Alas, kinda true. But, then, so were the guys I used to play D&D with! The strip was ugly in that way, because it so accurately reflected the real world.
Wormy, of course, is my fave. Great art, and a very nice set of jokes, stretched out into an attempt at telling a story. It never actually gelled into a real plot. It was just a bunch of plot-lets trying to be coherent, and failing.
Still, that one splash scene where the wizard riding the shadowcat burst through the shell of reality and entered the meld between the bubble-universes – whoa! That was a scene for the ages!

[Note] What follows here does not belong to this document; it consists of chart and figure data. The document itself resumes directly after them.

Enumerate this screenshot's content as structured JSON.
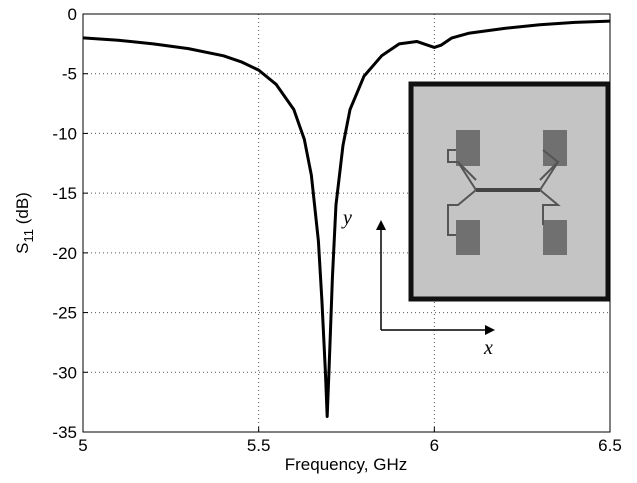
{
  "chart_data": {
    "type": "line",
    "xlabel": "Frequency, GHz",
    "ylabel": [
      "S",
      "11",
      " (dB)"
    ],
    "annotations": [
      "y",
      "x"
    ],
    "x": [
      5.0,
      5.1,
      5.2,
      5.3,
      5.4,
      5.45,
      5.5,
      5.55,
      5.6,
      5.63,
      5.65,
      5.67,
      5.68,
      5.69,
      5.695,
      5.7,
      5.71,
      5.72,
      5.74,
      5.76,
      5.8,
      5.85,
      5.9,
      5.95,
      5.98,
      6.0,
      6.02,
      6.05,
      6.1,
      6.2,
      6.3,
      6.4,
      6.5
    ],
    "series": [
      {
        "color": "#000000",
        "values": [
          -2.0,
          -2.2,
          -2.5,
          -2.9,
          -3.5,
          -4.0,
          -4.7,
          -5.9,
          -8.0,
          -10.5,
          -13.5,
          -19,
          -24,
          -30,
          -33.7,
          -30,
          -22,
          -16,
          -11,
          -8,
          -5.2,
          -3.5,
          -2.5,
          -2.3,
          -2.6,
          -2.8,
          -2.6,
          -2.0,
          -1.6,
          -1.2,
          -0.9,
          -0.7,
          -0.6
        ]
      }
    ],
    "xlim": [
      5,
      6.5
    ],
    "xticks": [
      5,
      5.5,
      6,
      6.5
    ],
    "ylim": [
      -35,
      0
    ],
    "yticks": [
      0,
      -5,
      -10,
      -15,
      -20,
      -25,
      -30,
      -35
    ],
    "grid": true
  }
}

“Haroog, Floyd, bring me a beer!”
Nodwick was also a lot of fun. I could die happy if I ever came up with a character name as clever as “Piffany.” She was the very embodiment of “Lawful Annoying.” The fact that she was completely blind to the shenanigans of Yeagar and Artax makes her seem a little hypocritical. But, ya know, What The Krutz.
Just to blow my own horn, I had a single-frame cartoon published in Dragon Magazine. It’s “The Charisma Role,” where the guy is thinking about movie stars – Donald Sutherland, Robert Redford, Peter O’Toole – and the dice are thinking, “Ernest Borgnine.”
(Yes, I know, Ernest Borgnine had tons of real charisma. In D&D, it’s a substitute for physical beauty, and that, the poor bloke had none whatever.)
(And, yes, I know, I’m not quoting the cartoon caption accurately. I don’t have a copy to hand, and it’s been a long time. Sheesh.)